Sommerlager "Songdowon" Russische Schüler machen Ferien in Nordkorea
Ferienlager, in denen Russlands Jugend auf die Kremlpolitik eingeschworen wird, haben seit Sowjetzeiten Tradition. Eine ausgewählte Schüler-Delegation verbringt nun ihren Sommer im befreundeten Nordkorea.
Am Anfang stand Arbeit. Wer zu den Auserwählten gehören wollte, die nach Nordkorea aufbrechen dürfen, musste einen Aufsatz schreiben. Die Jugendlichen sollten sich Gedanken machen zur Frage: Wo sehe ich meine Rolle in einer multipolaren Welt? Warum interessiert mich ein Besuch in Nordkorea? Und schließlich: Was will ich in Nordkorea von Russland erzählen? Eine der Organisatorinnen der Reise ist - ganz in der Tradition der Sowjet-Pioniere - die kremlnahe Jugendorganisation "Bewegung der Ersten".
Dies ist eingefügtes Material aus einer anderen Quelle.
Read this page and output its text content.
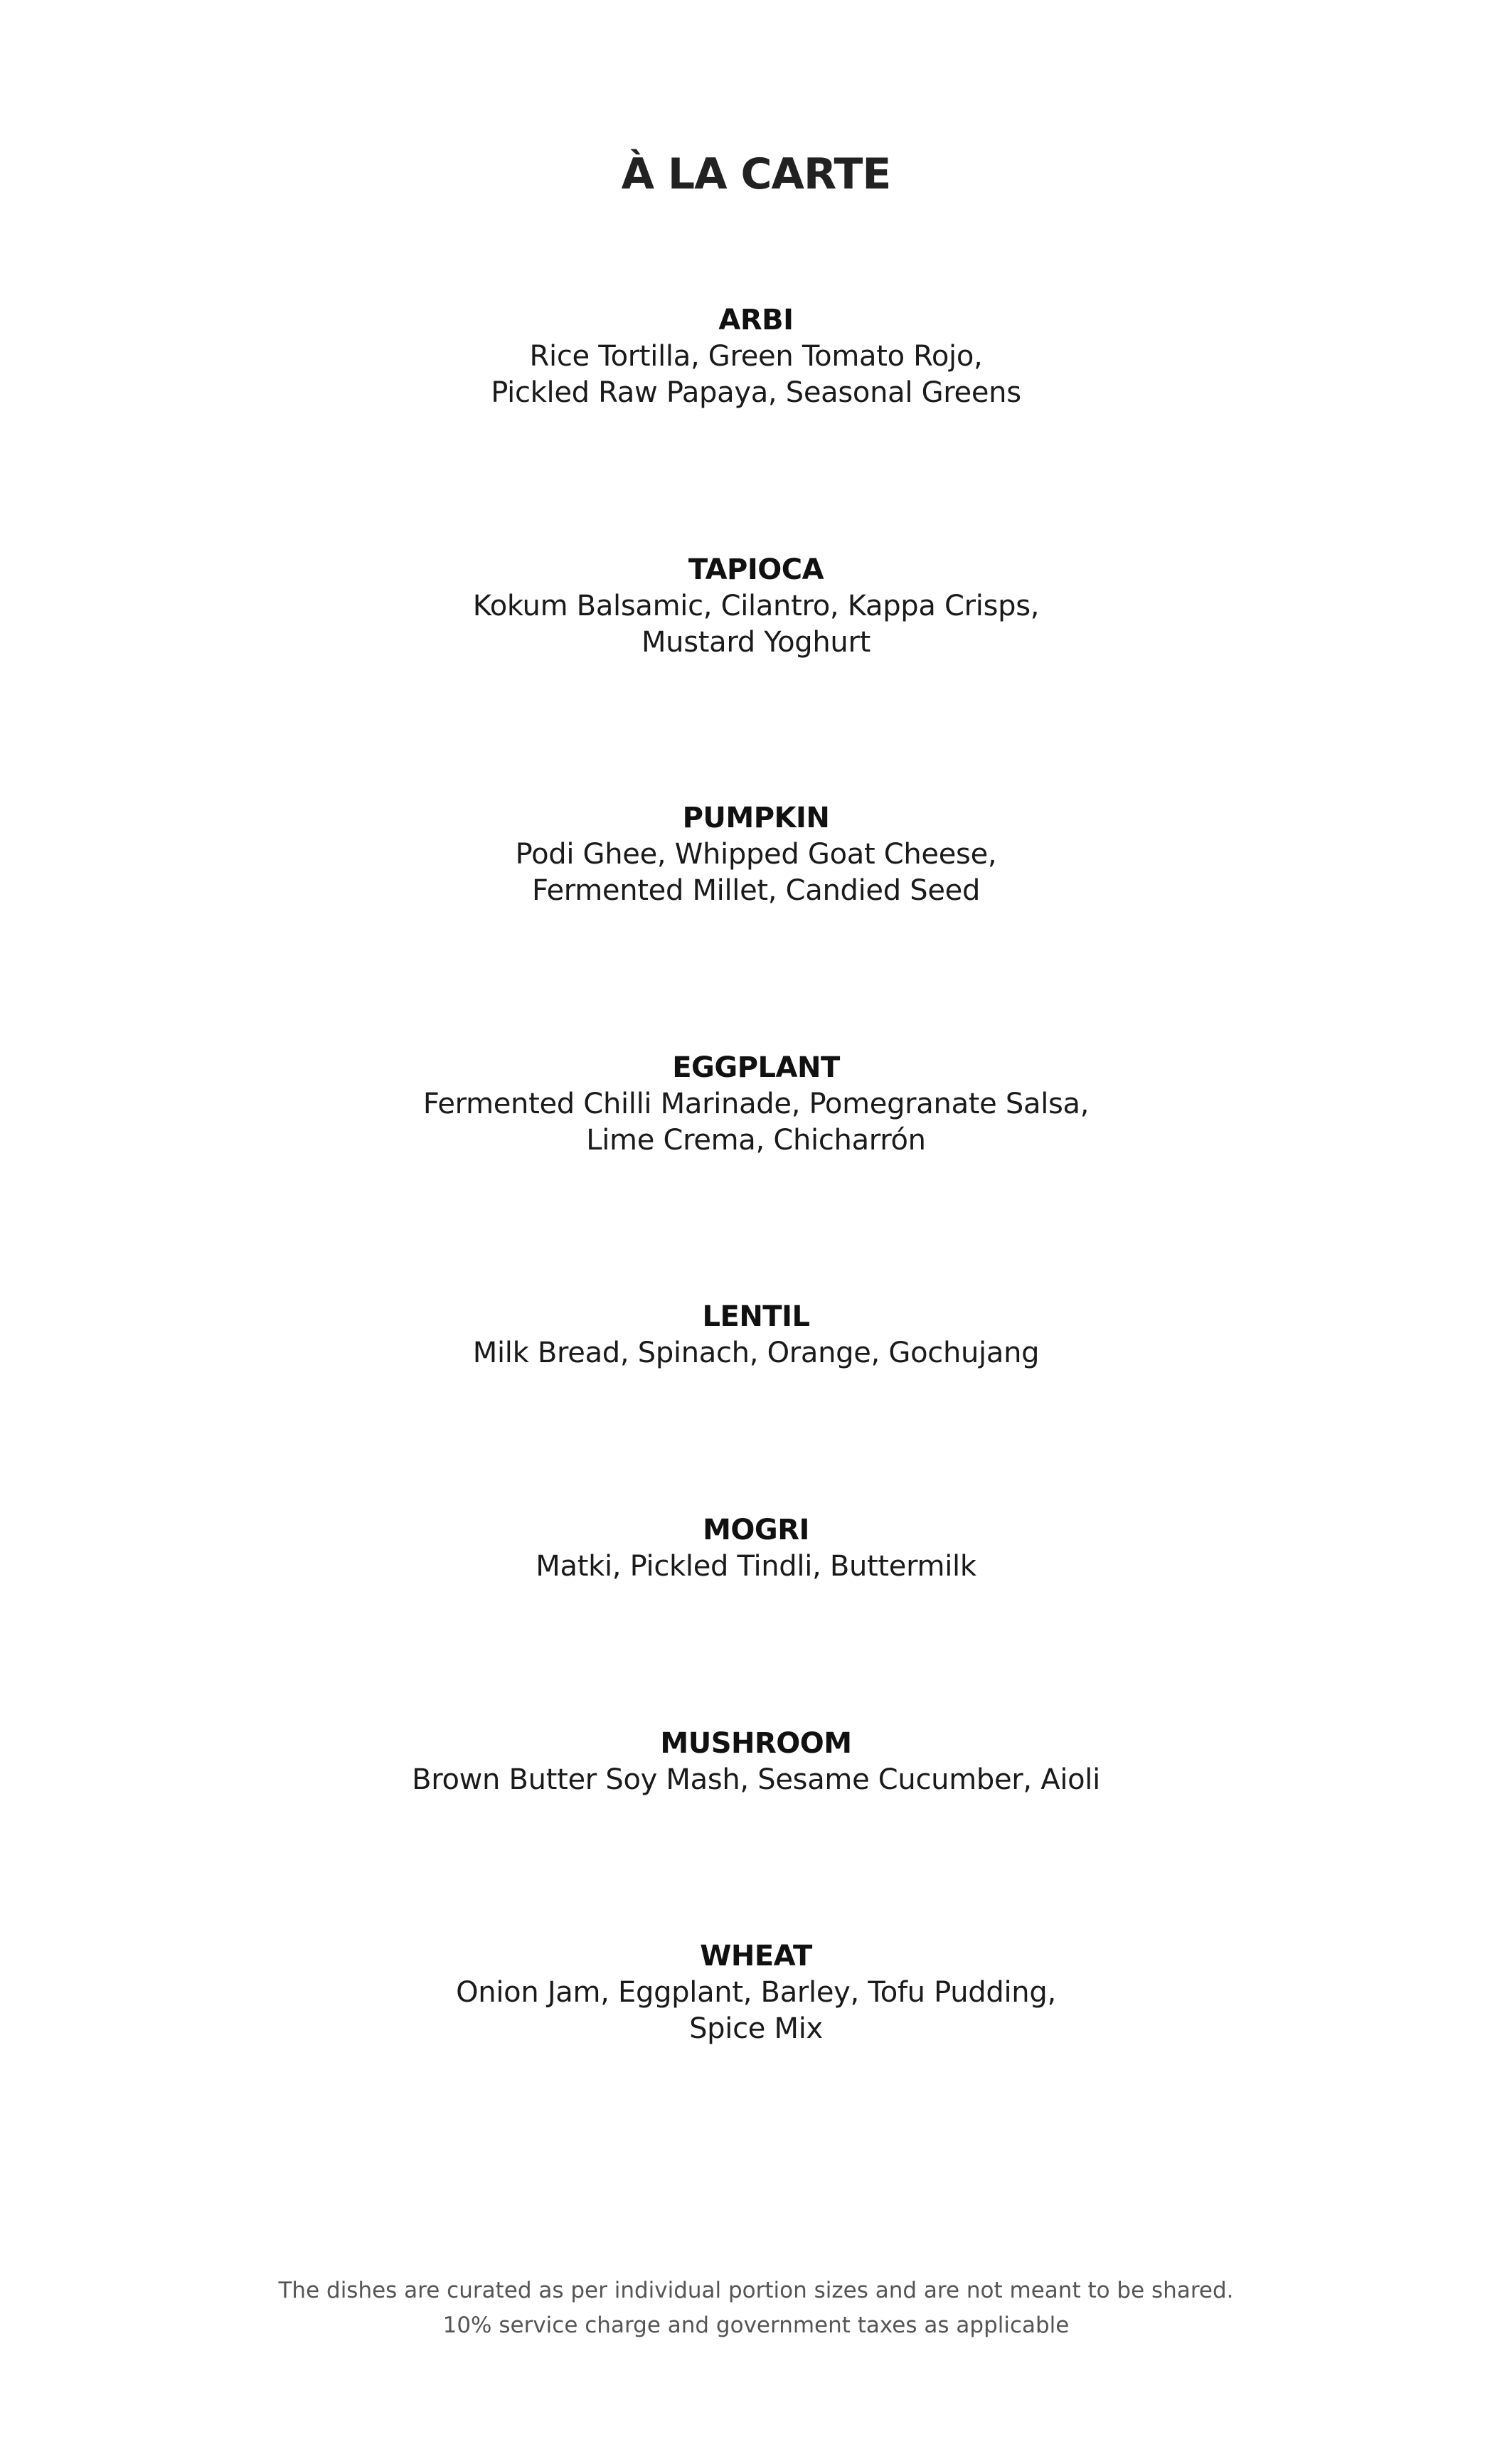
À LA CARTE
ARBI
Rice Tortilla, Green Tomato Rojo,
Pickled Raw Papaya, Seasonal Greens
TAPIOCA
Kokum Balsamic, Cilantro, Kappa Crisps,
Mustard Yoghurt
PUMPKIN
Podi Ghee, Whipped Goat Cheese,
Fermented Millet, Candied Seed
EGGPLANT
Fermented Chilli Marinade, Pomegranate Salsa,
Lime Crema, Chicharrón
LENTIL
Milk Bread, Spinach, Orange, Gochujang
MOGRI
Matki, Pickled Tindli, Buttermilk
MUSHROOM
Brown Butter Soy Mash, Sesame Cucumber, Aioli
WHEAT
Onion Jam, Eggplant, Barley, Tofu Pudding,
Spice Mix
The dishes are curated as per individual portion sizes and are not meant to be shared.
10% service charge and government taxes as applicable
Irina Rybina ist Vorsitzende der Zweigstelle Altai-Gebirge. Sie sieht in dem Ferienlager in Nordkorea auch einen erzieherischen Auftrag. "Die Bewegung der Ersten setzt neue Normen für die Entwicklung des Erziehungssystems. Unsere Jugendlichen werden von sich aus zeigen, wie wir innerhalb dieser Werte und Missionen leben, wie wir unsere Aktivitäten organisieren", sagt sie. "Und natürlich sind wir sehr daran interessiert, die von der anderen Seite vorgestellten Praktiken zu sehen."
Fast 3.500 Jugendliche hätten sich um den Aufenthalt im Ferienlager Songdowon in Nordkorea beworben. Vor ein paar Tagen brachen die 250 Auserkorenen auf. Das russische Staatsfernsehen war bei der Abreise am Flughafen dabei. Die Teilnehmer waren dank der einheitlichen Kleidung leicht zu identifizieren: weiße T-Shirts mit der russischer Nationalflagge.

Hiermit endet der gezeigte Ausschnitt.